Tout est donc lié à la capacité stratégique de chaque entreprise à réinventer son paradigme (sa combinaison des ressources) en un modèle d’affaires orienté sur la satisfaction des besoins primaires des populations grâce aux ressources naturelles et aux énergies renouvelables.

Pour passer du concept au projet, j’exhorte mes sœurs et frères Sénateurs à collaborer avec moi sur la conception-rédaction d’un Livre Blanc. Nous sommes des acteurs et non des spectateurs du changement positif !

4 – Quelles sont les stratégies possibles pour traverser cette crise sans assez de dégâts ? Quels conseils pouvez-vous donner aux entreprises africaines pour mieux gérer cette période de crise ?

Aborder cette question du point de vue de l’entrepreneur, c’est s’inscrire à la fois dans une perspective temporelle (court, moyen et long terme) et organisationnelle (mise en œuvre organisée des ressources). Nous parlons donc bien d’une articulation dans le temps des grandes fonctions de l’entreprise.

Procédons par élimination. En soi, les fonctions Finances/Comptabilité, RH/Administration et Direction Générale peuvent contourner les obstacles du confinement dès l’instant où l’on digitalise ses processus d’affaires. Restent les fonctions Production/Exploitation et Marketing/Commercial.

À court terme, il n’y pas le choix : le Droit du travail, les dispositions d’urgence du gouvernement et des impératifs QSSE doivent être respecté.

À moyen terme, il s’agit de passer du Marketing transactionnel 4P à un Marketing relationnel 10P. Ce qui implique, là encore, la digitalisation des processus (vitrine réseaux sociaux, paiement monétique, etc.). D’un point de vue politique Prix, il faudrait privilégier le volume sur la marge pour tenir compte de l’après-COVID 19 (demande pulvérisée, offre exacerbée).

À long terme, nous ne reviendrons plus sur l’impérieuse nécessité se remettre son BMC durable sur la table et d’en sortir une stratégie fondée sur l’Innovation Ecologique. La liberté des individus et de l’entreprise assure mieux la justice économique et sociale.

5 – Nous avons vu beaucoup de gouvernements annoncer des programmes de soutien aux entreprises. Pensez-vous que ces programmes peuvent permettre véritablement de sauver nos entreprises ?

Une étude comparative du déploiement de ce type de mesures en Allemagne, en Corée du Sud, aux USA et en France (pour ne citer que ces pays) permet d’affirmer qu’un environnement de démocratie participative et inclusive est une précondition de succès.

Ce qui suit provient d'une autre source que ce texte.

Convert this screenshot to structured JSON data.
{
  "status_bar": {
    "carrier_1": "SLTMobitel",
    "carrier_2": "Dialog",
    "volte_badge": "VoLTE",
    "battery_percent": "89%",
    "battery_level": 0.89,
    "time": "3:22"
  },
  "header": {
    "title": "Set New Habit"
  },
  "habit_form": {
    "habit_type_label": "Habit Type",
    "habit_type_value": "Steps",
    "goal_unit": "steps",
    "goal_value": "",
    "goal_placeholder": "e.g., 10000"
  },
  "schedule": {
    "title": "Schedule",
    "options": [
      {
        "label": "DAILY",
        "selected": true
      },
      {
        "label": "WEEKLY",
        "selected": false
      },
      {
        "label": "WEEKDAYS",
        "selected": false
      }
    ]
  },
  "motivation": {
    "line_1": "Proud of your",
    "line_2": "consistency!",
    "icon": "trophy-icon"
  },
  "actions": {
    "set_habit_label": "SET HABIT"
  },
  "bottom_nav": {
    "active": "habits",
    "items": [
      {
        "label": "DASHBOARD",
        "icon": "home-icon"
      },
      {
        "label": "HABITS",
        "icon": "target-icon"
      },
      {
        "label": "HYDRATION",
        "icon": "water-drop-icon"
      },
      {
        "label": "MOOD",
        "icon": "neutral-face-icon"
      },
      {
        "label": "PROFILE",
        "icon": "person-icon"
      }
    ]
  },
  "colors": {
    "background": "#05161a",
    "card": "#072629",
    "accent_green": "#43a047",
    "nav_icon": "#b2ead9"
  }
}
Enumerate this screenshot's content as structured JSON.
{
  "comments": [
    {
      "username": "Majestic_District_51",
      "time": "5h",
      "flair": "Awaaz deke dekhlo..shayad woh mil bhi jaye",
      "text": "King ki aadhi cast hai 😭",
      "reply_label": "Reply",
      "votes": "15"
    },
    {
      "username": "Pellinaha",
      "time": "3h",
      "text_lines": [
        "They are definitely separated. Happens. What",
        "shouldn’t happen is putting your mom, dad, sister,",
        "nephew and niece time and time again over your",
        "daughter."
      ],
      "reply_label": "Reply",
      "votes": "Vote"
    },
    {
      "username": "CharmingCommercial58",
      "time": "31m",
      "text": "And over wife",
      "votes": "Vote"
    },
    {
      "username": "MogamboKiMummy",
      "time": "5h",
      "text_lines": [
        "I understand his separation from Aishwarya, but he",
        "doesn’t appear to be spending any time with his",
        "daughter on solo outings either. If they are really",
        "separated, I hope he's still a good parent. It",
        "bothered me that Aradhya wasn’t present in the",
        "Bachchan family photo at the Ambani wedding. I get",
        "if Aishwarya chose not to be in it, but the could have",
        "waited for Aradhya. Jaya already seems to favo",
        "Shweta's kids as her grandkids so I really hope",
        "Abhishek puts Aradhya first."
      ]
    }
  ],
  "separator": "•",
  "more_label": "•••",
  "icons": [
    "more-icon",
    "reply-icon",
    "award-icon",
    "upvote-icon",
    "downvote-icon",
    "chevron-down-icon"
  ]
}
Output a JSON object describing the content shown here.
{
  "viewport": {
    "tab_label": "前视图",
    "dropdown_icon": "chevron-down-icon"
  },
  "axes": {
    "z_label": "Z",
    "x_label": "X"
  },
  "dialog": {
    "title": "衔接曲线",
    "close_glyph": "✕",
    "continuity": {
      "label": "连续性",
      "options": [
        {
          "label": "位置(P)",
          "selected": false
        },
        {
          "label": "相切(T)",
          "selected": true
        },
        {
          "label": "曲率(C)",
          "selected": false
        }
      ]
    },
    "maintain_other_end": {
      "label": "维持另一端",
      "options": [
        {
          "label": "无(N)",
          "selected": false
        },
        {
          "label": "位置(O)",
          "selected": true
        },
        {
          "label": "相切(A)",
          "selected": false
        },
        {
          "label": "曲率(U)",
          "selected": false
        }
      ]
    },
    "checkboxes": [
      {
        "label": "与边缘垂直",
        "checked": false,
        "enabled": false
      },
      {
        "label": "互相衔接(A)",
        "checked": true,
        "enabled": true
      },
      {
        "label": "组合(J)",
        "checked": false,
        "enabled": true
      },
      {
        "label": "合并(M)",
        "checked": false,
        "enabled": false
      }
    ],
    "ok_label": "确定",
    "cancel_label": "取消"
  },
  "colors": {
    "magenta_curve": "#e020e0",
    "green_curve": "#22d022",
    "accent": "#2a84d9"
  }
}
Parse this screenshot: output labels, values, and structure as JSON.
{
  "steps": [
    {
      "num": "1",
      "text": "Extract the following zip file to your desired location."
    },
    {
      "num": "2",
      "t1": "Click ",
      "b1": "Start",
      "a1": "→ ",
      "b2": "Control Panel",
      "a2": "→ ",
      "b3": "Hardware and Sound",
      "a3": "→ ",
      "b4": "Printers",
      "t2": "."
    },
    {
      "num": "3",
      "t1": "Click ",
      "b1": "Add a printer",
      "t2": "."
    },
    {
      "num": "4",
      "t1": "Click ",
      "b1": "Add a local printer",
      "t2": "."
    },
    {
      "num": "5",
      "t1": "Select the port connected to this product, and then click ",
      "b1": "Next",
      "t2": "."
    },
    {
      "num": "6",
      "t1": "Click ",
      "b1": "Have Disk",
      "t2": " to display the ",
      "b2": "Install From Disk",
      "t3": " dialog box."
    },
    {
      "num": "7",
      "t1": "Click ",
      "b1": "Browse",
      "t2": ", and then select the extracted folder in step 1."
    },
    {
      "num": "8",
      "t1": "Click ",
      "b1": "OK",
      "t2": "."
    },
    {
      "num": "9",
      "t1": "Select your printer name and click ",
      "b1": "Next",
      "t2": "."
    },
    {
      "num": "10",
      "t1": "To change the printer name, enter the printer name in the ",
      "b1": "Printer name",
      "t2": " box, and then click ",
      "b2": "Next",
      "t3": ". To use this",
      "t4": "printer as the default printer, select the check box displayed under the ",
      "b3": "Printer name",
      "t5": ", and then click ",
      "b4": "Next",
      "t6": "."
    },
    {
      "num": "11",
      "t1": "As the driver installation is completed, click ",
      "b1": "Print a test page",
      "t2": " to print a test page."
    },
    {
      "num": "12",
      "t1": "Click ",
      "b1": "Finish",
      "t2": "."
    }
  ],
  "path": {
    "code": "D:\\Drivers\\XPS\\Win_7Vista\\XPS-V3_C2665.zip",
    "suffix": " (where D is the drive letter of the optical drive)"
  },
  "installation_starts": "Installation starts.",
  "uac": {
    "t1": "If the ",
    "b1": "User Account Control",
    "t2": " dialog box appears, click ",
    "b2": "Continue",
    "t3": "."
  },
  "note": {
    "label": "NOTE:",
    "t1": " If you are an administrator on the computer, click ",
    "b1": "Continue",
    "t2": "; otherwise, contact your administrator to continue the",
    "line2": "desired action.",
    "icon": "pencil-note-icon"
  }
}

À défaut, on retombe dans les pièges inhérents à l’Economie verticale… Cette question mérite également approfondissement à l’occasion de la publication d’un Livre Blanc.

6 – Pour les entreprises déjà agonisantes, de quels moyens juridiques disposent-elles pour gérer leurs obligations vis-à vis des tiers ?

Le seul outil qui me vient à l’esprit est l’invocation de la Force Majeure. Mais j’avoue que je ne suis pas un expert de la question et que d’autres pourront certainement donner des réponses plus indiquées.

7 – Ta conclusion ?

Les rôles du Sénat et des Sénateurs JCI Bénin sont plus que jamais interpellés par les circonstances. Que nous ayons choisi d’exercer notre enseignement JCI dans le commandement et le leadership transactionnel ou dans l’influence et le leadership transformationnel, n’oublions surtout pas que nous sommes avant tout des agents de « changement positif ».

A cet effet, révisons notre rapport intime au « changement : pour que le fer puisse sortir étincelant du feu, il faut bien que le bois y brûle et se réduise en cendres ! Gardons donc un esprit souple et ouvert.

Le bureau du sénat par la voix de sa présidente, le sénateur JCI Colette Sylvie AZANDJEME a remercié le sénateur Marcelio TEVOEDJRE pour avoir accepté depuis DAKAR où il vit partager ses idées sur le thème et tous les sénateurs qui ont participé activement à ce cinquième numéro de E-causerie.